Looking over these 15 weeks, hip hop artists appeared to benefit the most from the addition of streaming into the Billboard 200. Looking at the top 25 albums across all weeks based on what received the most streams – 21 of these were hip hop releases. Drake’s album “If You’re Reading This It’s Too Late” accounted for 15 of the top 25 spots, as it continued to see remarkable streaming success throughout its first 15 weeks of release. Over these 15 weeks, Drake’s stream total was the equivalent of selling 207,753 albums. A$AP Rocky’s album made this list three times, with Kendrick Lamar making it twice and Big Sean cracking the list during his release week. The other four non hip hop releases came from Sam Smith, Mumford & Sons, Ed Sheeran and the Fifty Shades of Grey soundtrack.
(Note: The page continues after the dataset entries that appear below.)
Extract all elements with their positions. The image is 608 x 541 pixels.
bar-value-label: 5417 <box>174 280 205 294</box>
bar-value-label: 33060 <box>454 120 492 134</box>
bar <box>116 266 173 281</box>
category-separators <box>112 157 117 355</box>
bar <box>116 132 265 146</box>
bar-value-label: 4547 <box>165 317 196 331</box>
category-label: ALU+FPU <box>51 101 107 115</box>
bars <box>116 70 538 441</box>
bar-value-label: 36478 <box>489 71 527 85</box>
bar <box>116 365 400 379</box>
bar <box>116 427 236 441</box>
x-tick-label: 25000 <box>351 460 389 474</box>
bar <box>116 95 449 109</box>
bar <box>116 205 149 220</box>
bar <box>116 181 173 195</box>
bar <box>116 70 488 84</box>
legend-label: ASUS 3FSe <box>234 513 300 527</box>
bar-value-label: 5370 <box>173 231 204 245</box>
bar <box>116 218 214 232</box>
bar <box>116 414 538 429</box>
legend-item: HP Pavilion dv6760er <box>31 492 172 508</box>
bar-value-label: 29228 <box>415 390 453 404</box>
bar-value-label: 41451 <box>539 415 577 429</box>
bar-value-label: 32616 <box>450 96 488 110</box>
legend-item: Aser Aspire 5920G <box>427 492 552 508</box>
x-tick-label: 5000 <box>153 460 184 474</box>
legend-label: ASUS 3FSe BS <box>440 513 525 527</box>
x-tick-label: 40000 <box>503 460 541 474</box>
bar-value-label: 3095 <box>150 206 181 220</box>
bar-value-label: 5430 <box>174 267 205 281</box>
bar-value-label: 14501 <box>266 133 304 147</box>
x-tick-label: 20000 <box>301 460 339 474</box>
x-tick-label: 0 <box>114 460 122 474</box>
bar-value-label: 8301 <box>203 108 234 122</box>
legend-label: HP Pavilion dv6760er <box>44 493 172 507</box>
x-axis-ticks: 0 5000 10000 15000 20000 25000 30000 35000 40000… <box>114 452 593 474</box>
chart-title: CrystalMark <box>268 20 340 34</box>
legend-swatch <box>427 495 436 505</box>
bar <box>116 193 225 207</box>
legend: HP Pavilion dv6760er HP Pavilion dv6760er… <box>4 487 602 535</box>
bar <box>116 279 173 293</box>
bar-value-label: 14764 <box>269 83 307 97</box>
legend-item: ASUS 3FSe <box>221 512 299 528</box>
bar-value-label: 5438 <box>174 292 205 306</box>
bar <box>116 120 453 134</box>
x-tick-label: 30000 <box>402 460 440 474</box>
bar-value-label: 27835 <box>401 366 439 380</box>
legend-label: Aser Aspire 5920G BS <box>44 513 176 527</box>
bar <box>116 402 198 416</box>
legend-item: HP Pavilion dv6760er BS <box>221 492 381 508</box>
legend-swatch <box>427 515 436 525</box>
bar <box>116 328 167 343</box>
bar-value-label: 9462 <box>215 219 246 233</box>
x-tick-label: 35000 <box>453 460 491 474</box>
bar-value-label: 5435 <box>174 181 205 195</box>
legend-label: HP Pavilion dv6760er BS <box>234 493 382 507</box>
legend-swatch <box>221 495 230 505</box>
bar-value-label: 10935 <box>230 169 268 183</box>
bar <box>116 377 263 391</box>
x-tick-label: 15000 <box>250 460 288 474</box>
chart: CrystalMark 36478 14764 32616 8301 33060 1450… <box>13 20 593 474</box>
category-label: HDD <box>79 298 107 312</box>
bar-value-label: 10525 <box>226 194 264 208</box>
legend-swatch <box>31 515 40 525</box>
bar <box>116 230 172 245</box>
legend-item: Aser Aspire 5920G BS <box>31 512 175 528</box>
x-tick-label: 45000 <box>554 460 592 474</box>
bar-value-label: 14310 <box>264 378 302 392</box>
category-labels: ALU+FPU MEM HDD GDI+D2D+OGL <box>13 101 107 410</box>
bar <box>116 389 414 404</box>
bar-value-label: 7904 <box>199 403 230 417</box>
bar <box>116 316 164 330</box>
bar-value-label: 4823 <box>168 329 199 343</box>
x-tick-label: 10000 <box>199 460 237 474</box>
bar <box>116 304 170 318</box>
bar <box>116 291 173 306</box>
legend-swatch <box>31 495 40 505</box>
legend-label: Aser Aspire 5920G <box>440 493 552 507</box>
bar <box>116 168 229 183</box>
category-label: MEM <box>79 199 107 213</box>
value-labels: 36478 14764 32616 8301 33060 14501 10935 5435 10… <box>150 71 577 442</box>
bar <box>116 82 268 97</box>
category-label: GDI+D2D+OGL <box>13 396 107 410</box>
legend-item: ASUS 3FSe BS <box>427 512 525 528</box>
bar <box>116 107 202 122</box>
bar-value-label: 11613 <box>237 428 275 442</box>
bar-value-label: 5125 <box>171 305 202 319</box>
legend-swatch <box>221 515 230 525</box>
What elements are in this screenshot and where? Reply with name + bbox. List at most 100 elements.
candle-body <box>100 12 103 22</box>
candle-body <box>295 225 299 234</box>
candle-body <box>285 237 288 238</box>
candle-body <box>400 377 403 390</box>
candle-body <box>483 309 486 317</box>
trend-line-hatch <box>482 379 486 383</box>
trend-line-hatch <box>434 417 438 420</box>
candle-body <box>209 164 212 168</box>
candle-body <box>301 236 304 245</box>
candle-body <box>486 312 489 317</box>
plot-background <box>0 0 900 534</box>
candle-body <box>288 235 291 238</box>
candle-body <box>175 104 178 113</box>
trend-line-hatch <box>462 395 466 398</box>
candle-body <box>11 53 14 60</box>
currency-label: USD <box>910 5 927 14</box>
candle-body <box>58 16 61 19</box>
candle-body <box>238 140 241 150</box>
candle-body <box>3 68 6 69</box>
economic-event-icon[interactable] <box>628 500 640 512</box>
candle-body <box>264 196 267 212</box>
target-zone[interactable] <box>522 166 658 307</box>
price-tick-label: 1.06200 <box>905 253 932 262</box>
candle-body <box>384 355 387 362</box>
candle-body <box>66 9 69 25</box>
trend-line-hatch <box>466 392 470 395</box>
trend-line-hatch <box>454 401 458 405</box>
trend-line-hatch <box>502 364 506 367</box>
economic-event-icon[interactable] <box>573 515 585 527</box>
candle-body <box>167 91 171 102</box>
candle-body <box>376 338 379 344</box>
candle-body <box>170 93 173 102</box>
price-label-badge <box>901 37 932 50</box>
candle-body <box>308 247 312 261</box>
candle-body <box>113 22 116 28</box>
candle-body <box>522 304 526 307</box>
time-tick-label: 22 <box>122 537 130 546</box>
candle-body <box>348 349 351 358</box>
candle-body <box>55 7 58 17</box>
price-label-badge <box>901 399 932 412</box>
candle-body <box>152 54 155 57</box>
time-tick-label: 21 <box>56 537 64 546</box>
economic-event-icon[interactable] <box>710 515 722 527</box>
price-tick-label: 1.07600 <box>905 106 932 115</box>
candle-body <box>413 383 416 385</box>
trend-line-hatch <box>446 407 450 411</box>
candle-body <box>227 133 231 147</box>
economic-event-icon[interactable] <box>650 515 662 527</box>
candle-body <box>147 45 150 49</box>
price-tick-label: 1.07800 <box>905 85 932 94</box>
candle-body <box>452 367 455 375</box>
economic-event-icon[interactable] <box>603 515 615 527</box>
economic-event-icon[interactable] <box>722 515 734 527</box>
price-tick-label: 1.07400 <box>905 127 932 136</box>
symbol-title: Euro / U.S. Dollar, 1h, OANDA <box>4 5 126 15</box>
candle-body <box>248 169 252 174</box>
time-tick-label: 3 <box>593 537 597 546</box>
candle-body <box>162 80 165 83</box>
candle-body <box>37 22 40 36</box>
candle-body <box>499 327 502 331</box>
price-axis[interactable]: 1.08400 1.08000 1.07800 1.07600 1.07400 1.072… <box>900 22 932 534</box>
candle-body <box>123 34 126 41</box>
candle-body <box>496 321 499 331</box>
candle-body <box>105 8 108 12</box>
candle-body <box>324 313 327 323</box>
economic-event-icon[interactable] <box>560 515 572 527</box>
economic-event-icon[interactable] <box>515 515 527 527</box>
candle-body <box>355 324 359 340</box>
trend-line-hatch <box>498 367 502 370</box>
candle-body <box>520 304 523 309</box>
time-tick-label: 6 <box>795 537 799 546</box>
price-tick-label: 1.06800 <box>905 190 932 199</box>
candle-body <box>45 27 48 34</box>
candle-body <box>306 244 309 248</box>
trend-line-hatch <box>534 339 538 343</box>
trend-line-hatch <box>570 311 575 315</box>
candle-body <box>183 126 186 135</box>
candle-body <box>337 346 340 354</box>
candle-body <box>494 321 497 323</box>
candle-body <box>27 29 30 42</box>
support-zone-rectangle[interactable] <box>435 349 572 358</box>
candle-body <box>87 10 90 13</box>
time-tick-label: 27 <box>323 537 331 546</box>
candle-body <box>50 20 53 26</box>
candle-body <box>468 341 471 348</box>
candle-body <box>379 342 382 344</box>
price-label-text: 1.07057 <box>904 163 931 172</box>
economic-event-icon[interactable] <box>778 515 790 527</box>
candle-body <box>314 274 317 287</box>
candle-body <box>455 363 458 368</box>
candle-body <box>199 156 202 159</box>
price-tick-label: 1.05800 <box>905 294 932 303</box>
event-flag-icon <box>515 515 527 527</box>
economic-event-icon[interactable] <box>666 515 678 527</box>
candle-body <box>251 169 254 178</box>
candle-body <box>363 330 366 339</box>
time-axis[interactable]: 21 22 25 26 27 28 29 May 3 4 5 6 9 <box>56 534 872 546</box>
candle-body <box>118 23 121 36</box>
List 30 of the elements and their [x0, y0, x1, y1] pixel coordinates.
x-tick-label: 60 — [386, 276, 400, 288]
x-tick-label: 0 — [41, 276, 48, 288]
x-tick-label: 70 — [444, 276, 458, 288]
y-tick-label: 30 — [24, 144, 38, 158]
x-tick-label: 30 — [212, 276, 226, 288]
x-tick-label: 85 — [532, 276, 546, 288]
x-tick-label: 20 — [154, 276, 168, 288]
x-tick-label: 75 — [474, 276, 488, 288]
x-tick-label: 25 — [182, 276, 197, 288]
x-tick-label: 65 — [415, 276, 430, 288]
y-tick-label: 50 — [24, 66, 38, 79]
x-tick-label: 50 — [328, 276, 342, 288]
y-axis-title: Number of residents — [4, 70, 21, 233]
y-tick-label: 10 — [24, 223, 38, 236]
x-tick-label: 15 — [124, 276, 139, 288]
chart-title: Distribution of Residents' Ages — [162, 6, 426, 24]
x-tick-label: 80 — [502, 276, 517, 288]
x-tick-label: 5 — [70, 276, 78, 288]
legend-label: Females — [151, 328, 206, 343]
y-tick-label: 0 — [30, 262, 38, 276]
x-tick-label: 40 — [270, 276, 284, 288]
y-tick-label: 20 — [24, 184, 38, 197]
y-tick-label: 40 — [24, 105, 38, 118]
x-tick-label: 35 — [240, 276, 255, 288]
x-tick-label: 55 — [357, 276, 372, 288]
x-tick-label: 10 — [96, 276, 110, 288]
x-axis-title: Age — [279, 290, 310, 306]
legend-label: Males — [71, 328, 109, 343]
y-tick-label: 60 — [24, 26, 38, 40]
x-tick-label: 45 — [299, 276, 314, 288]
Although most of the publicity from the December 2nd shift surrounded the addition of streaming into the formula for calculating the Billboard 200 charts, adding TEA into this has had an equally big, if not bigger impact. This holds particularly true for soundtracks, where one song has the potential to become a massive hit and carry the overall sales numbers for the whole album. We saw this both from the Furious 7 soundtrack as well as the Fifty Shades of Grey soundtrack. Streaming also helps more in the long tail overall than in the first week. In the first week, album sales will often still dominate, but after that, they will take a steep decline, while streaming can stay steady for many weeks.
This notion of long tail favoring streaming is an interesting concept. Do most people who are likely to purchase an album do it in the first few weeks? If this is the case, then, when pushing an album a month after release or longer, it may make more sense to be driving streaming services than retail. In addition to time since release, the genre of the release could help dictate the power of streaming. Hip hop and R&B are driving the biggest streaming releases, so making sure that streaming is being looked out for in those releases is important. As streaming continues to grow, it’s interesting to see that in a chart race, what may end up making the difference in who wins and who comes in second isn’t the streaming differences, but the winner in single sales.